Of course, Mitra’s sprawling, nearly 400-page book has a much larger compass, both physical and metaphysical. He depicts an immersed shoal that emerges from the Bay of Bengal annually during the six dry months, only to submerge again when the waves rise higher before the monsoon arrives, remaining under water for the next six months. When the island appears above sea level, men from the land go there to eke out a livelihood from fishing, accompanied by destitute women who become their temporary partners during that period, living together in makeshift shacks.
We immediately recognize magical realism at work, for the community there worship under a tree—a botanical impossibility if the sandbank does sink for half the year. And they worship a giant turtle called Dhanapati, whom they regard as Vishnu’s kurma avatar, but who is also synonymous with the isle and with an ancient man of the same name who says he owns it, having discovered it centuries ago in the bodily form of a Portuguese pirate, Pedru, and that the island-turtle will swim back to Lisbon when it suits him. Enter the rapacious administration and police, who claim the land as the government’s property, marked for “development”.
The urgent environmental significance of this scenario receives much support from Mitra’s profusion of ecological descriptions meandering away from the story like his Kalnagini river, and which, sadly, cannot translate onto the stage. So, Ranjan Roy’s play extracts just the straight plot, but does an excellent job of it notwithstanding the two-hour constraint. He also directs the team ably in possibly Arohee’s most ambitious large-scale production to date. Outstanding performances come from Roy himself as the aged Dhanapati (photo, left), all the actresses, particularly Barnali Chatterjee as Batashi, and Satyaki Bhattacharyya as the ambivalent Block Development Officer (photo, right), conflated from two of Mitra’s characters, Malakar and Aniket.
[30 April 2025]
No doubt motivated by the terrible Sandeshkhali incidents this year, Durgadas Smrity Sangha’s Joyār Bhātir Kābya, written, directed, designed and choreographed by Kingshuk Bandyopadhyay, takes us into life in the Sundarban, backed by panoramic projections of the tidal riverscape and populated by the villagers and their secular culture uniting Hindus and Muslims.
In this apparently unspoilable pastoral setting emerges the old zamindari oppressor stereotype who exploits local women.

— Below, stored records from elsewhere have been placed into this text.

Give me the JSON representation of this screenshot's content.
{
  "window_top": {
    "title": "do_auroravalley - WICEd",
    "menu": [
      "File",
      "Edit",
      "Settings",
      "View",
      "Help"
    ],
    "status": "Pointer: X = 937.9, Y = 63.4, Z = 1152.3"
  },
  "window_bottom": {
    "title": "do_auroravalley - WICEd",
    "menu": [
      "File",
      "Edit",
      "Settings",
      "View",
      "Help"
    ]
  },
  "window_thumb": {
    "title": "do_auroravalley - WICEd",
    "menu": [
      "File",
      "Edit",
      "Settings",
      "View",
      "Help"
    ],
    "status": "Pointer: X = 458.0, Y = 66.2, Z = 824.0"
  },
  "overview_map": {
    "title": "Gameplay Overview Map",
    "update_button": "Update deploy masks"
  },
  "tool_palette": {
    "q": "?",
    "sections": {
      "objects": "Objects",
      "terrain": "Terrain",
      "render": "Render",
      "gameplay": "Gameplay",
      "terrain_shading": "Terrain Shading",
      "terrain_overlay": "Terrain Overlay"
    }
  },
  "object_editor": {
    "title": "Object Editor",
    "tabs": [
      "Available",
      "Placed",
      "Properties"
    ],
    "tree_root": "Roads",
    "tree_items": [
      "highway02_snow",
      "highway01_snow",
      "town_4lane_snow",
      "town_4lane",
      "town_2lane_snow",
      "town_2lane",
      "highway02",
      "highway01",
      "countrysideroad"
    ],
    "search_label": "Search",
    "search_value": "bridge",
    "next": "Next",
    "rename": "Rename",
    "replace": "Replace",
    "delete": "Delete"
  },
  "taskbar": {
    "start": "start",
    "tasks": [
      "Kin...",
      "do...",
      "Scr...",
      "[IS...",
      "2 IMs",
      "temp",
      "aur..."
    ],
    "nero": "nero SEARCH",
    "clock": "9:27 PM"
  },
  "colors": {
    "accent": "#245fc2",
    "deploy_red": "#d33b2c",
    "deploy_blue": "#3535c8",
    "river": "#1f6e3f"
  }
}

I wish Bandyopadhyay had called a spade a spade and identified goonda-political leaders as the devils that they are. There is little point or bravery in hiding them behind the screen of mostly obsolete villains.

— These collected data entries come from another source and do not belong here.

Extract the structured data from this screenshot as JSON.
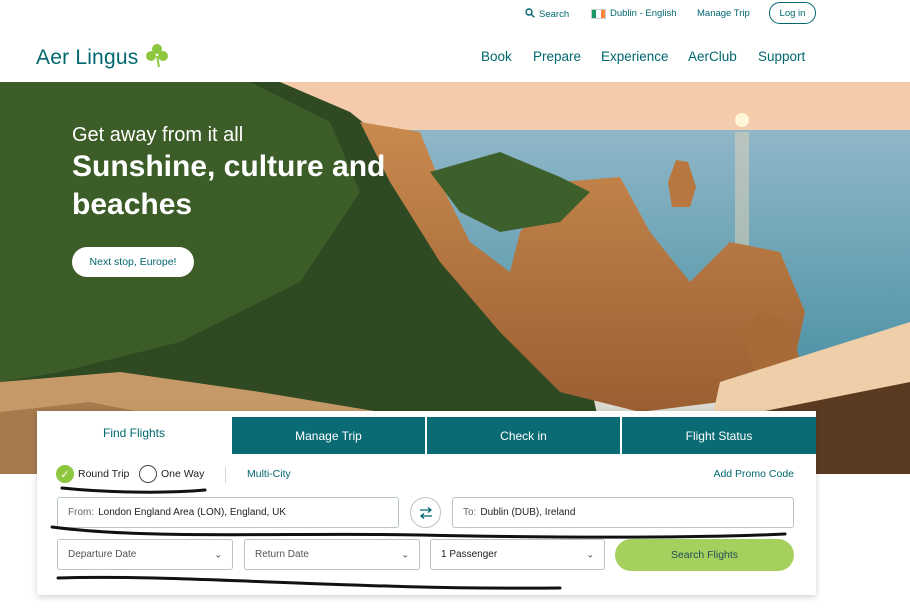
{
  "utility": {
    "search": "Search",
    "language": "Dublin - English",
    "manage_trip": "Manage Trip",
    "login": "Log in"
  },
  "brand": {
    "name": "Aer Lingus"
  },
  "nav": [
    "Book",
    "Prepare",
    "Experience",
    "AerClub",
    "Support"
  ],
  "hero": {
    "subtitle": "Get away from it all",
    "title": "Sunshine, culture and beaches",
    "cta": "Next stop, Europe!"
  },
  "booking": {
    "tabs": [
      "Find Flights",
      "Manage Trip",
      "Check in",
      "Flight Status"
    ],
    "active_tab": "Find Flights",
    "trip_types": {
      "round_trip": "Round Trip",
      "one_way": "One Way",
      "multi_city": "Multi-City",
      "selected": "Round Trip"
    },
    "promo": "Add Promo Code",
    "from": {
      "label": "From:",
      "value": "London England Area (LON), England, UK"
    },
    "to": {
      "label": "To:",
      "value": "Dublin (DUB), Ireland"
    },
    "departure": "Departure Date",
    "return": "Return Date",
    "passengers": "1 Passenger",
    "search_button": "Search Flights"
  },
  "colors": {
    "brand_teal": "#00676f",
    "tab_teal": "#0b6b74",
    "accent_green": "#a6d05d",
    "shamrock_green": "#8dc63f"
  },
  "icons": [
    "search-icon",
    "ireland-flag-icon",
    "shamrock-icon",
    "swap-icon",
    "chevron-down-icon",
    "check-icon"
  ]
}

Moreover, the sudden sensational entrance of the victim and her hysteria, however real and shocking, lead further recourse to the familiar formulae of melodrama. And in a melodrama, of course, there comes the inevitably positive resolution—rather than in the higher genre of tragedy.
Bandyopadhyay does train the predominantly young and inexperienced cast in excellent teamwork and singing. The senior actors, Pabitra Chattopadhyay as the director of a visiting theatre troupe and Gopal Chakraborty as the junior Karta, present the most mature characterizations.